Counterintuitively in today's college-obsessed environment, we have been trying to get Graham to think about college a little bit more. Specifically, where he might want to go and what getting into there that might entail in terms of grades, scores, and level of effort. Our thinking has been that, for our rather brainiacal, quiet boy, getting into a good college will be a good place both to find peers with whom he can have fun and forge good relationships and also go from there into something he will enjoy later in life.
This year he decided to take the super-hard math and it has been a bit of a struggle for him (i.e. he's getting Bs), but he made the decision to take the class because his friends were doing it, and we had to respect the social motivation of the decision. For a kid on the spectrum in particular, wanting to be with friends is a good thing.
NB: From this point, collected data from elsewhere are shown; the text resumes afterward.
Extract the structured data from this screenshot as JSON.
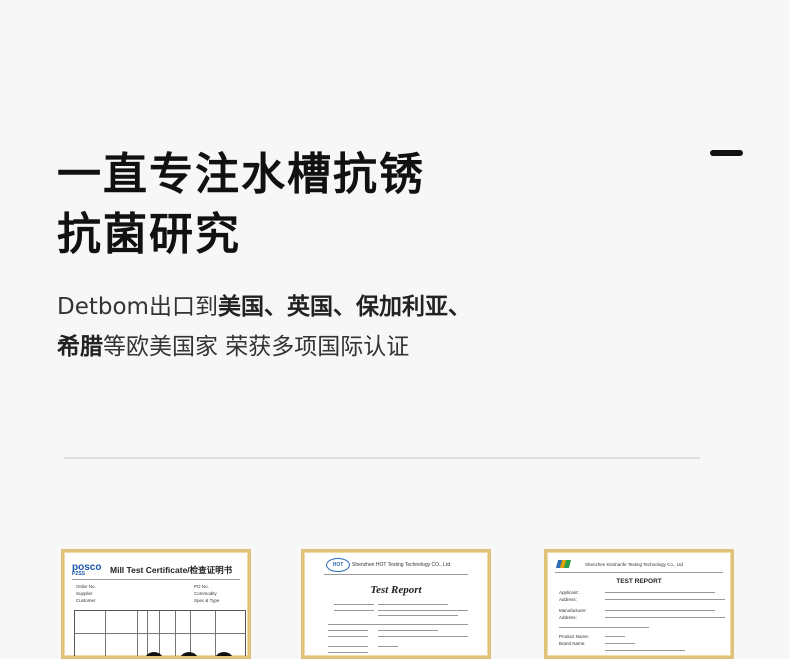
{
  "headline": {
    "line1": "一直专注水槽抗锈",
    "line2": "抗菌研究"
  },
  "subheading": {
    "l1_plain": "Detbom出口到",
    "l1_bold": "美国、英国、保加利亚、",
    "l2_bold": "希腊",
    "l2_plain": "等欧美国家  荣获多项国际认证"
  },
  "certificates": [
    {
      "brand": "posco",
      "brand_sub": "PZSS",
      "title": "Mill Test Certificate/检查证明书",
      "fields": [
        "Order No.",
        "Supplier",
        "Customer",
        "PO No.",
        "Commodity",
        "Spec & Type"
      ]
    },
    {
      "brand": "HOT",
      "company": "Shenzhen HOT Testing Technology CO., Ltd",
      "title": "Test Report"
    },
    {
      "company": "Shenzhen Kinshunfe Testing Technology Co., Ltd",
      "title": "TEST REPORT",
      "fields": [
        "Applicant:",
        "Address:",
        "Manufacturer:",
        "Address:",
        "Product Name:",
        "Brand Name:"
      ]
    }
  ]
}
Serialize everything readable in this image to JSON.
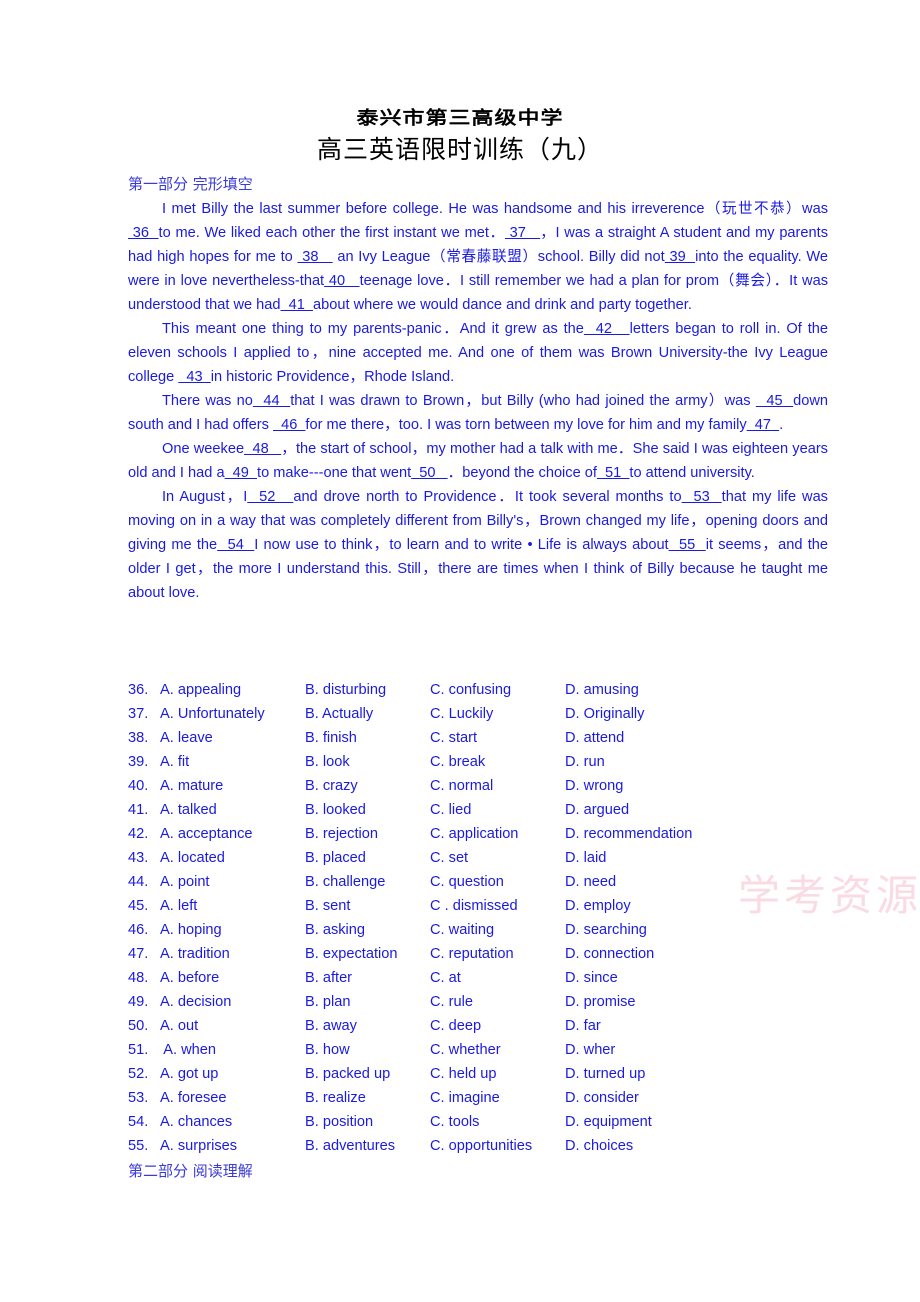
{
  "document": {
    "school_title": "泰兴市第三高级中学",
    "exam_title": "高三英语限时训练（九）",
    "watermark": "学考资源网"
  },
  "part_one": {
    "heading": "第一部分   完形填空",
    "paragraphs": [
      {
        "id": "passage-paragraph-1",
        "runs": [
          {
            "t": "indent"
          },
          {
            "t": "text",
            "v": "I met Billy the last summer before college. He was handsome and his irreverence（玩世不恭）was "
          },
          {
            "t": "blank",
            "v": " 36  "
          },
          {
            "t": "text",
            "v": "to me. We liked each other the first instant we met．"
          },
          {
            "t": "blank",
            "v": " 37   "
          },
          {
            "t": "text",
            "v": "，I was a straight A student and my parents had high hopes for me to "
          },
          {
            "t": "blank",
            "v": " 38   "
          },
          {
            "t": "text",
            "v": " an Ivy League（常春藤联盟）school. Billy did not"
          },
          {
            "t": "blank",
            "v": " 39  "
          },
          {
            "t": "text",
            "v": "into the equality. We were in love nevertheless-that"
          },
          {
            "t": "blank",
            "v": " 40   "
          },
          {
            "t": "text",
            "v": "teenage love．I still remember we had a plan for prom（舞会）．It was understood that we had"
          },
          {
            "t": "blank",
            "v": "  41  "
          },
          {
            "t": "text",
            "v": "about where we would dance and drink and party together."
          }
        ]
      },
      {
        "id": "passage-paragraph-2",
        "runs": [
          {
            "t": "indent"
          },
          {
            "t": "text",
            "v": "This meant one thing to my parents-panic．And it grew as the"
          },
          {
            "t": "blank",
            "v": "  42   "
          },
          {
            "t": "text",
            "v": "letters began to roll in. Of the eleven schools I applied to，nine accepted me. And one of them was Brown University-the Ivy League college "
          },
          {
            "t": "blank",
            "v": "  43  "
          },
          {
            "t": "text",
            "v": "in historic Providence，Rhode Island."
          }
        ]
      },
      {
        "id": "passage-paragraph-3",
        "runs": [
          {
            "t": "indent"
          },
          {
            "t": "text",
            "v": "There was no"
          },
          {
            "t": "blank",
            "v": "  44  "
          },
          {
            "t": "text",
            "v": "that I was drawn to Brown，but Billy (who had joined the army）was "
          },
          {
            "t": "blank",
            "v": "  45  "
          },
          {
            "t": "text",
            "v": "down south and I had offers "
          },
          {
            "t": "blank",
            "v": "  46  "
          },
          {
            "t": "text",
            "v": "for me there，too. I was torn between my love for him and my family"
          },
          {
            "t": "blank",
            "v": "  47  "
          },
          {
            "t": "text",
            "v": "."
          }
        ]
      },
      {
        "id": "passage-paragraph-4",
        "runs": [
          {
            "t": "indent"
          },
          {
            "t": "text",
            "v": "One weekee"
          },
          {
            "t": "blank",
            "v": "  48   "
          },
          {
            "t": "text",
            "v": "，the start of school，my mother had a talk with me．She said I was eighteen years old and I had a"
          },
          {
            "t": "blank",
            "v": "  49  "
          },
          {
            "t": "text",
            "v": "to make---one that went"
          },
          {
            "t": "blank",
            "v": "  50   "
          },
          {
            "t": "text",
            "v": "．beyond the choice of"
          },
          {
            "t": "blank",
            "v": "  51  "
          },
          {
            "t": "text",
            "v": "to attend university."
          }
        ]
      },
      {
        "id": "passage-paragraph-5",
        "runs": [
          {
            "t": "indent"
          },
          {
            "t": "text",
            "v": "In August，I"
          },
          {
            "t": "blank",
            "v": "  52   "
          },
          {
            "t": "text",
            "v": "and drove north to Providence．It took several months to"
          },
          {
            "t": "blank",
            "v": "  53  "
          },
          {
            "t": "text",
            "v": "that my life was moving on in a way that was completely different from Billy's，Brown changed my life，opening doors and giving me the"
          },
          {
            "t": "blank",
            "v": "  54  "
          },
          {
            "t": "text",
            "v": "I now use to think，to learn and to write • Life is always about"
          },
          {
            "t": "blank",
            "v": "  55  "
          },
          {
            "t": "text",
            "v": "it seems，and the older I get，the more I understand this. Still，there are times when I think of Billy because he taught me about love."
          }
        ]
      }
    ],
    "options": [
      {
        "num": "36.",
        "a": "A. appealing",
        "b": "B. disturbing",
        "c": "C. confusing",
        "d": "D. amusing"
      },
      {
        "num": "37.",
        "a": "A. Unfortunately",
        "b": "B. Actually",
        "c": "C. Luckily",
        "d": "D. Originally"
      },
      {
        "num": "38.",
        "a": "A. leave",
        "b": "B. finish",
        "c": "C. start",
        "d": "D. attend"
      },
      {
        "num": "39.",
        "a": "A. fit",
        "b": "B. look",
        "c": "C. break",
        "d": "D. run"
      },
      {
        "num": "40.",
        "a": "A. mature",
        "b": "B. crazy",
        "c": "C. normal",
        "d": "D. wrong"
      },
      {
        "num": "41.",
        "a": "A. talked",
        "b": "B. looked",
        "c": "C. lied",
        "d": "D. argued"
      },
      {
        "num": "42.",
        "a": "A. acceptance",
        "b": "B. rejection",
        "c": "C. application",
        "d": "D. recommendation"
      },
      {
        "num": "43.",
        "a": "A. located",
        "b": "B. placed",
        "c": "C. set",
        "d": "D. laid"
      },
      {
        "num": "44.",
        "a": "A. point",
        "b": "B. challenge",
        "c": "C. question",
        "d": "D. need"
      },
      {
        "num": "45.",
        "a": "A. left",
        "b": "B. sent",
        "c": "C . dismissed",
        "d": "D. employ"
      },
      {
        "num": "46.",
        "a": "A. hoping",
        "b": "B. asking",
        "c": "C. waiting",
        "d": "D. searching"
      },
      {
        "num": "47.",
        "a": "A. tradition",
        "b": "B. expectation",
        "c": "C. reputation",
        "d": "D. connection"
      },
      {
        "num": "48.",
        "a": "A. before",
        "b": "B. after",
        "c": "C. at",
        "d": "D. since"
      },
      {
        "num": "49.",
        "a": "A. decision",
        "b": "B. plan",
        "c": "C. rule",
        "d": "D. promise"
      },
      {
        "num": "50.",
        "a": "A. out",
        "b": "B. away",
        "c": "C. deep",
        "d": "D. far"
      },
      {
        "num": "51.",
        "a": " A. when",
        "b": "B. how",
        "c": "C. whether",
        "d": "D. wher"
      },
      {
        "num": "52.",
        "a": "A. got up",
        "b": "B. packed up",
        "c": "C. held up",
        "d": "D. turned up"
      },
      {
        "num": "53.",
        "a": "A. foresee",
        "b": "B. realize",
        "c": "C. imagine",
        "d": "D. consider"
      },
      {
        "num": "54.",
        "a": "A. chances",
        "b": "B. position",
        "c": "C. tools",
        "d": "D. equipment"
      },
      {
        "num": "55.",
        "a": "A. surprises",
        "b": "B. adventures",
        "c": "C. opportunities",
        "d": "D. choices"
      }
    ]
  },
  "part_two": {
    "heading": "第二部分  阅读理解"
  },
  "colors": {
    "body_text": "#1a1ae0",
    "heading_text": "#3a3ad8",
    "title_text": "#000000",
    "watermark": "#f7cfd8",
    "page_background": "#ffffff"
  }
}
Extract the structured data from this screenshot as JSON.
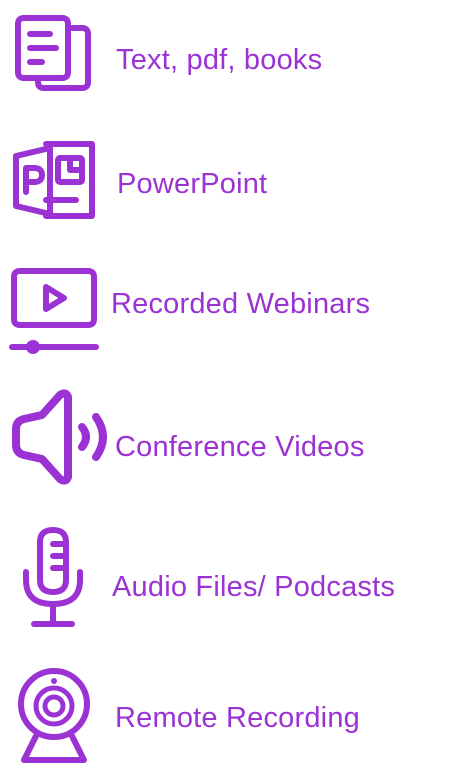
{
  "accent_color": "#9b32d4",
  "items": [
    {
      "icon": "document-icon",
      "label": "Text, pdf, books"
    },
    {
      "icon": "powerpoint-icon",
      "label": "PowerPoint"
    },
    {
      "icon": "video-monitor-icon",
      "label": "Recorded Webinars"
    },
    {
      "icon": "speaker-icon",
      "label": "Conference Videos"
    },
    {
      "icon": "microphone-icon",
      "label": "Audio Files/ Podcasts"
    },
    {
      "icon": "webcam-icon",
      "label": "Remote Recording"
    }
  ]
}
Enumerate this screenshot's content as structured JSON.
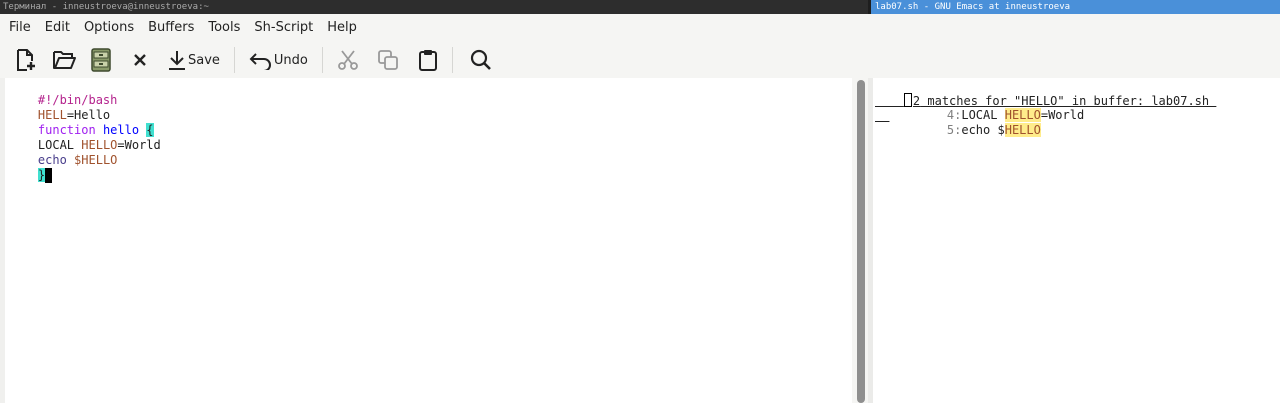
{
  "taskbar": {
    "left_title": "Терминал - inneustroeva@inneustroeva:~",
    "right_title": "lab07.sh - GNU Emacs at inneustroeva"
  },
  "menu": [
    "File",
    "Edit",
    "Options",
    "Buffers",
    "Tools",
    "Sh-Script",
    "Help"
  ],
  "toolbar": {
    "save_label": "Save",
    "undo_label": "Undo"
  },
  "editor": {
    "line1": "#!/bin/bash",
    "line2_var": "HELL",
    "line2_rest": "=Hello",
    "line3_kw": "function",
    "line3_fn": "hello",
    "line3_brace": "{",
    "line4_local": "LOCAL ",
    "line4_var": "HELLO",
    "line4_rest": "=World",
    "line5_echo": "echo",
    "line5_var": "$HELLO",
    "line6_brace": "}"
  },
  "occur": {
    "header_count": "2",
    "header_rest": " matches for \"HELLO\" in buffer: lab07.sh ",
    "matches": [
      {
        "num": "4:",
        "before": "LOCAL ",
        "match": "HELLO",
        "after": "=World"
      },
      {
        "num": "5:",
        "before": "echo $",
        "match": "HELLO",
        "after": ""
      }
    ]
  },
  "colors": {
    "taskbar_active": "#4a90d9",
    "highlight": "#ffec8b",
    "paren_match": "#40e0d0"
  }
}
So at dinner and also for spring break, we've been trying to nudge him into gear in learning more about a range of colleges, because with some early Bs the path to a Yale has gotten steeper. The other night mom mentioned that Kate's boy went to Earlham and maybe he should look at that, and he got a little defensive. Eventually the conversation wended its way around to "Well, dad went to Yale and Natalie is at Yale and mom went to Michigan then Yale and everybody else went to Duke or Michigan, so what will it say about me as a person if I don't go to a top-ranked school."
I'm glad we have gotten to this point and he has stated his fear, because we need to make sure he knows that it will say nothing about him as a person if he doesn't, but it will reflect poorly on us as people and particularly as parents if we allow him to persist in this thinking. I need to tell him about David, with whom I'm on a board, a most remarkable guy who went to App State. Or Hugh, who started at App State then went to UNC and kicks much ass. Or Matt from my PhD program, who went to Florida State. And how well the Honors college at Athens has treated our family friend Margaret... About how I used to be on the board of the local Yale Club but decided it's a waste of time because I'd rather be in the community and meet random UNC people and people from wherever than prioritize hanging with a bunch of people with sticks up their ass about competing with Harvard.
And that what does say a lot about Graham as a person and (I hope) about us as parents is how polite he is to people and how he tries hard to help the 8th grade Karen student he's tutoring.